201122 GOOD KILL 米 2015 102分 脚本・監督:アンドリュー・ニコル
今では広く知られたことだが、こうした無人機による爆撃が普通に行われていることに改めて戦慄を覚える。当然、巻き添えで一般市民、とりわけ子供が犠牲になることも避けがたく、遠く離れたところにある作戦司令室で引き金を引く人間が正気でいられるのは難しい。
主人公のイーガン少佐(イーサン・ホーク)もそんな1人。車で20分ぐらいのところにある、そこそこ立派な軍用宿舎に家族と共に生活できているし、ほんのわずかな距離に不夜城ラスベガスがあるという、かなり恵まれた環境にある。
しかし、元々は空軍飛行士である彼には、飛ぶことこそが自分に与えられたミッションと信じて疑わないから、今の境遇は、周りから羨まれようと耐えがたい。しかも、毎日のように無人機からの空爆で人の命を奪い続けるのだ。それが米国の敵、アルカイダであろうと。
自問自答を繰り返す日々、愛する妻も答を用意できない。ある日、どうしても引き金を引けない彼は、手元の機器の故障と偽って攻撃の機会を逃す。見ていた上官にはバレバレで、当然の処分が下り、ふんぎりをつけるきっかけにする。果たして、彼の望む日常は戻るのだろうか。

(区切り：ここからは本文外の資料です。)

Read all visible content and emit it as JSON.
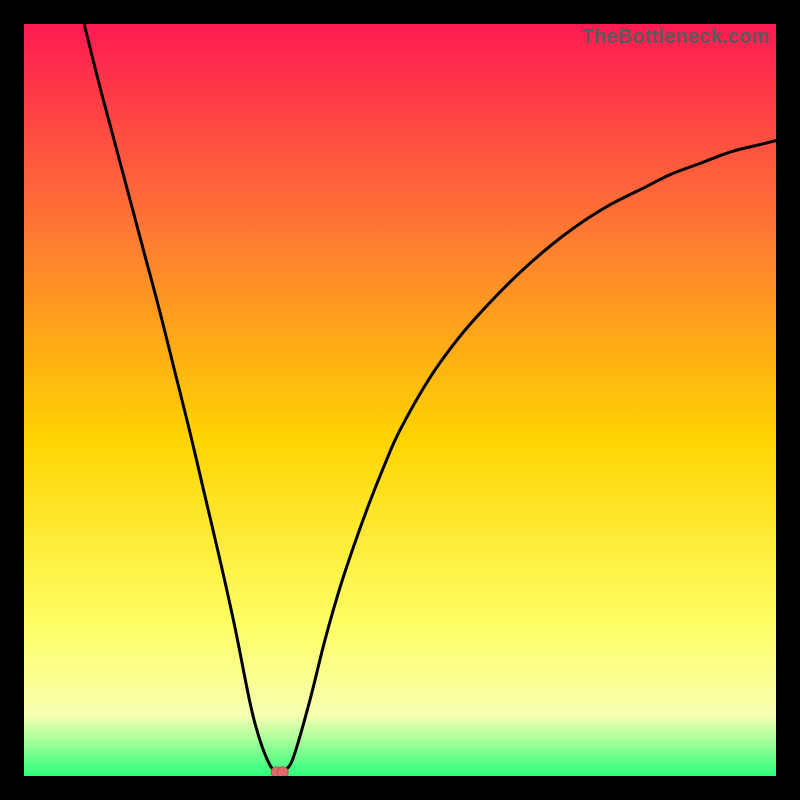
{
  "watermark": "TheBottleneck.com",
  "colors": {
    "frame": "#000000",
    "gradient_top": "#ff1a52",
    "gradient_upper_mid": "#ff7a33",
    "gradient_mid": "#ffd400",
    "gradient_lower_mid": "#ffff66",
    "gradient_low": "#f6ffb0",
    "gradient_bottom": "#2cff7a",
    "curve": "#000000",
    "marker_fill": "#e06a6a",
    "marker_stroke": "#c94f4f"
  },
  "chart_data": {
    "type": "line",
    "title": "",
    "xlabel": "",
    "ylabel": "",
    "xlim": [
      0,
      100
    ],
    "ylim": [
      0,
      100
    ],
    "curve": {
      "x": [
        8,
        10,
        12,
        14,
        16,
        18,
        20,
        22,
        24,
        26,
        28,
        30,
        31,
        32,
        33,
        34,
        35,
        36,
        38,
        40,
        42,
        44,
        46,
        48,
        50,
        54,
        58,
        62,
        66,
        70,
        74,
        78,
        82,
        86,
        90,
        94,
        98,
        100
      ],
      "y": [
        100,
        92,
        84.5,
        77,
        69.5,
        62,
        54,
        46,
        37.5,
        29,
        20,
        10,
        6,
        3,
        1,
        0.5,
        1,
        3,
        10,
        18,
        25,
        31,
        36.5,
        41.5,
        46,
        53,
        58.5,
        63,
        67,
        70.5,
        73.5,
        76,
        78,
        80,
        81.5,
        83,
        84,
        84.5
      ]
    },
    "marker": {
      "x": 34,
      "y": 0.5
    },
    "gradient_stops": [
      {
        "pos": 0.0,
        "color": "#ff1a52"
      },
      {
        "pos": 0.28,
        "color": "#ff7a33"
      },
      {
        "pos": 0.55,
        "color": "#ffd400"
      },
      {
        "pos": 0.8,
        "color": "#ffff66"
      },
      {
        "pos": 0.92,
        "color": "#f6ffb0"
      },
      {
        "pos": 1.0,
        "color": "#2cff7a"
      }
    ]
  }
}
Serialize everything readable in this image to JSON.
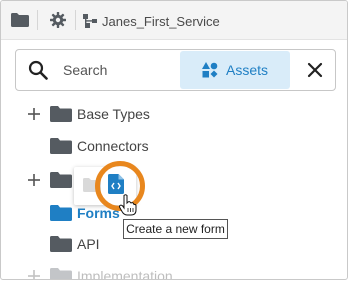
{
  "toolbar": {
    "service_name": "Janes_First_Service"
  },
  "search": {
    "placeholder": "Search",
    "assets_label": "Assets"
  },
  "tree": {
    "items": [
      {
        "label": "Base Types",
        "expandable": true
      },
      {
        "label": "Connectors",
        "expandable": false
      },
      {
        "label": "",
        "expandable": true
      },
      {
        "label": "Forms",
        "expandable": false,
        "highlighted": true
      },
      {
        "label": "API",
        "expandable": false
      },
      {
        "label": "Implementation",
        "expandable": true
      }
    ]
  },
  "tooltip": {
    "text": "Create a new form"
  },
  "colors": {
    "accent": "#1f7fc4",
    "assets_bg": "#d9ecf9",
    "highlight_ring": "#e8871e",
    "folder": "#555b61"
  },
  "icons": {
    "folder": "folder-icon",
    "gear": "gear-icon",
    "service": "service-icon",
    "search": "search-icon",
    "assets": "assets-icon",
    "close": "close-icon",
    "expand": "plus-icon",
    "new_form": "new-form-icon",
    "cursor": "hand-cursor-icon"
  }
}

原題のGOOD KILLとは任務完遂と意味するコールサイン。なんともはや・・・。
それにしても、朝から、あるいは運転しながら、スミルノフ(ウォッカ)のボトルをラッパ飲みするのには呆れてしまう。イーサン・ホークの冷めた演技が光る。撮影はモロッコの砂漠とニュー・メキシコ、そしてラスベガス。